The findings of the new analysis lend weight to those of several other studies that have reached similar conclusions about the impact of testosterone replacement on prostate cancer, particularly in the short term.

For example, a meta-analysis of 22 randomized controlled trials appeared earlier this year in Prostate Cancer and Prostate Diseases. Results from a total of 2,351 patients were used to determine whether short-term (<12 months) or medium-term (12-36 months) of testosterone replacement were associated with any significant changes in several health marketers.
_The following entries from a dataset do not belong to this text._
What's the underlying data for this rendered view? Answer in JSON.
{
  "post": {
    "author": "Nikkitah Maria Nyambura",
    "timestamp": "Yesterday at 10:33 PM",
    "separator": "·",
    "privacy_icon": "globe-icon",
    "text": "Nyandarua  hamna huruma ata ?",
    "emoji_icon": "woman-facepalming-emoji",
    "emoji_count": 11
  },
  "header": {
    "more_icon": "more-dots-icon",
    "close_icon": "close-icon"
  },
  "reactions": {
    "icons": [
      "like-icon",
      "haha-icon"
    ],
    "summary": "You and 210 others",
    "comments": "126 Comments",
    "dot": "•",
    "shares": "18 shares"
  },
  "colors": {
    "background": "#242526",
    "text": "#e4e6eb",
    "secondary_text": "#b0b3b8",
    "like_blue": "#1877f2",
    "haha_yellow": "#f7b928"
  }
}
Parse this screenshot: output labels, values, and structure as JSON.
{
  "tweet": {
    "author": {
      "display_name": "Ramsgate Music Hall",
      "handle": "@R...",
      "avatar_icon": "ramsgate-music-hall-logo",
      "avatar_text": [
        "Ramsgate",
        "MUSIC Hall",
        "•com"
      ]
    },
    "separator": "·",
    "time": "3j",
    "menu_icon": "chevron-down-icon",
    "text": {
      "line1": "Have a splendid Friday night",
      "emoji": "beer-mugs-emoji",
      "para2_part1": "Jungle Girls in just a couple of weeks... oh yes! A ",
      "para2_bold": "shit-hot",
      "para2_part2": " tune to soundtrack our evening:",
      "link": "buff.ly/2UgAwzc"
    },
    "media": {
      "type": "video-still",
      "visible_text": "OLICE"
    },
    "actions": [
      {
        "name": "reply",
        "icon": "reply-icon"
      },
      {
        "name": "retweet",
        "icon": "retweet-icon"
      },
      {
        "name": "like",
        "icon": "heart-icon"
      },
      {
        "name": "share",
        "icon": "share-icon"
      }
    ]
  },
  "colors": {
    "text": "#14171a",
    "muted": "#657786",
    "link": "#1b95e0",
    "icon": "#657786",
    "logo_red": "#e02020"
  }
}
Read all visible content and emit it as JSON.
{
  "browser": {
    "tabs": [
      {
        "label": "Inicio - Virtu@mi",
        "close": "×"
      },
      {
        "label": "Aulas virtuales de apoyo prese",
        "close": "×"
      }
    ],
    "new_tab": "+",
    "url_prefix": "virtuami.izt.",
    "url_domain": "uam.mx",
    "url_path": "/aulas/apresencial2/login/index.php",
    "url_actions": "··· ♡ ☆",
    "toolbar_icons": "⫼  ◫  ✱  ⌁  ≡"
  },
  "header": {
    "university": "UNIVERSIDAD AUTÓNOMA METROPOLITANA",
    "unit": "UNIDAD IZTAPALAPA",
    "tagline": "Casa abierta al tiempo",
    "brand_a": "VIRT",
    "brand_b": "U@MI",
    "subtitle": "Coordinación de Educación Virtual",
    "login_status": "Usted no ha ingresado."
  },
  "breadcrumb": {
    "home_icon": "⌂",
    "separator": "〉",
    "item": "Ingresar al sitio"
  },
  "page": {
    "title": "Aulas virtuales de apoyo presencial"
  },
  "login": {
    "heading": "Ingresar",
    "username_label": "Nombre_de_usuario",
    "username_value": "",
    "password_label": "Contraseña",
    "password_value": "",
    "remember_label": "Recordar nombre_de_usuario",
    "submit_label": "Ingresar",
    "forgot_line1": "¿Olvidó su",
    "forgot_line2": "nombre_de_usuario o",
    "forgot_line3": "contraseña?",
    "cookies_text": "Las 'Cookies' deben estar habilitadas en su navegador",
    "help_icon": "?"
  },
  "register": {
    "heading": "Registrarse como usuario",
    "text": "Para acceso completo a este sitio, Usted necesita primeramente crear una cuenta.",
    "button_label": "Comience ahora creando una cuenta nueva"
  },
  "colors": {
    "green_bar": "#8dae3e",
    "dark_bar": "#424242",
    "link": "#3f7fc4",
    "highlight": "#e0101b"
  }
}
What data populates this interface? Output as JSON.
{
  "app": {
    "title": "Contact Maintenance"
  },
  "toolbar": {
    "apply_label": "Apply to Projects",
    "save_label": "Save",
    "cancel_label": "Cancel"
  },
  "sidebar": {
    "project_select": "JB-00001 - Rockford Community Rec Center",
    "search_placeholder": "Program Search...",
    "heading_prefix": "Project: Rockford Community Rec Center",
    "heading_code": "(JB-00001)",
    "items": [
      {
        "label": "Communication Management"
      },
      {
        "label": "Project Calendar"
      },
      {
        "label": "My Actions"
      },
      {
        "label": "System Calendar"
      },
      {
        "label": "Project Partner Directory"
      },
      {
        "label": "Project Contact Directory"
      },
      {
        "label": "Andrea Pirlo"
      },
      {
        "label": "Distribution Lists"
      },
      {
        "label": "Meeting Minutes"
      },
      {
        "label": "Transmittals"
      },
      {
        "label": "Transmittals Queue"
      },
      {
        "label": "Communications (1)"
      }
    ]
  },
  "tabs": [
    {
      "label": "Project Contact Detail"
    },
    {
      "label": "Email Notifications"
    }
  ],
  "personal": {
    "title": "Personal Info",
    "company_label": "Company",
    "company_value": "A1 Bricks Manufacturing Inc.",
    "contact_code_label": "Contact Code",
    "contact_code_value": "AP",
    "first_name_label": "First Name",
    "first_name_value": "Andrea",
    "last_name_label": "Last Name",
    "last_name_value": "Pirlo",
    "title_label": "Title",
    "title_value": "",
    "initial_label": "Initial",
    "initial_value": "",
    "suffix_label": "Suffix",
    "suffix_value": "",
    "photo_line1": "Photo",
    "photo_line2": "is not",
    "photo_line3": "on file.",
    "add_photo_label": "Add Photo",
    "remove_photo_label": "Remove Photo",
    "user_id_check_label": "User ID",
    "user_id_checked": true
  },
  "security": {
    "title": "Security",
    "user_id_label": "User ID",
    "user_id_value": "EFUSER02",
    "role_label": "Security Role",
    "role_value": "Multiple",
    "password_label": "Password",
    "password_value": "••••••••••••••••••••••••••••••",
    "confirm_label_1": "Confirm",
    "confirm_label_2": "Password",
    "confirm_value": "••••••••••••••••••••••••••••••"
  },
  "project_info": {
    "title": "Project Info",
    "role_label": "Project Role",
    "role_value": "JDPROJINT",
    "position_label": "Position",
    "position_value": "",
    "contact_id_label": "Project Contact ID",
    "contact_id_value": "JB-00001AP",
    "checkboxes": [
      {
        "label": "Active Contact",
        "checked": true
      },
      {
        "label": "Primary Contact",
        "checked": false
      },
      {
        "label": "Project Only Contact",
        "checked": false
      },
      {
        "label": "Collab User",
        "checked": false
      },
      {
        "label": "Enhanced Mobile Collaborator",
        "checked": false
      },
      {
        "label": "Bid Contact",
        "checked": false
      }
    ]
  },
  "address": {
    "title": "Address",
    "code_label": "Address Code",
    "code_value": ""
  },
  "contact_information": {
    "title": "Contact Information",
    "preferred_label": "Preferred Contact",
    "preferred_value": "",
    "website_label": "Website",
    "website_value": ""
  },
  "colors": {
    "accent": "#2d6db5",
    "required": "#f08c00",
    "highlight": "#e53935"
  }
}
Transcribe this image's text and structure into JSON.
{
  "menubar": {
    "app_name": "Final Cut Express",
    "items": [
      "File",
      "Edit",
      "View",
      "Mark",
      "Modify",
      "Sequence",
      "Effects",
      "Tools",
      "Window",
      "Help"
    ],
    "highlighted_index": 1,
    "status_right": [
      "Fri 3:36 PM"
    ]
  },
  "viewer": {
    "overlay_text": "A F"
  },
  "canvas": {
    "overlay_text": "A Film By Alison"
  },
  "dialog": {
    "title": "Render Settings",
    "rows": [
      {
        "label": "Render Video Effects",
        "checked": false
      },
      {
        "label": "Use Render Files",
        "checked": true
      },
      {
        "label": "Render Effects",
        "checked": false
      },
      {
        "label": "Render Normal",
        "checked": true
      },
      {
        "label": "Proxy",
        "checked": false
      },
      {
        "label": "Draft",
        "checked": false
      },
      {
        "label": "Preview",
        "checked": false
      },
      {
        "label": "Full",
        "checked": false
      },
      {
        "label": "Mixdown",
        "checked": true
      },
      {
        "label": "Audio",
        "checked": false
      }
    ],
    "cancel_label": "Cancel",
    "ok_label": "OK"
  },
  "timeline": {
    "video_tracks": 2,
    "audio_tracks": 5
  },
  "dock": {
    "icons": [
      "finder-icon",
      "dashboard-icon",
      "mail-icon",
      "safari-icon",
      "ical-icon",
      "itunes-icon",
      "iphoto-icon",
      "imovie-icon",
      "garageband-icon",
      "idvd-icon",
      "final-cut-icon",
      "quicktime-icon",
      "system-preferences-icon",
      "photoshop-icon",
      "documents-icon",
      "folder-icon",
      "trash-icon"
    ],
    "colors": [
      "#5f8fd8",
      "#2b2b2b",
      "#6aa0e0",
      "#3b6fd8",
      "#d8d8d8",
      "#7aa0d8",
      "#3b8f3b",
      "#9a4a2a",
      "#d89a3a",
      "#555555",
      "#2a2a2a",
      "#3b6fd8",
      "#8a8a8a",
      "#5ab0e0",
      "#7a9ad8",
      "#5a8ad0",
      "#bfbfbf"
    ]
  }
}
“Though for some routes of administration and some end points, the [odds ratio] associated with testosterone administration were >1, indicating increased risk, none of these reached or even approached statistical significance (all P>0.10), which was consistent with the results of subgroup analyses and sensitivity analysis,” the authors wrote.

“This meta-analysis shows that, regardless of the administration method, TRT is the short-term safety and does not promote prostate cancer development or progression,” they wrote, “but long-term data are warranted with justifiable end points.”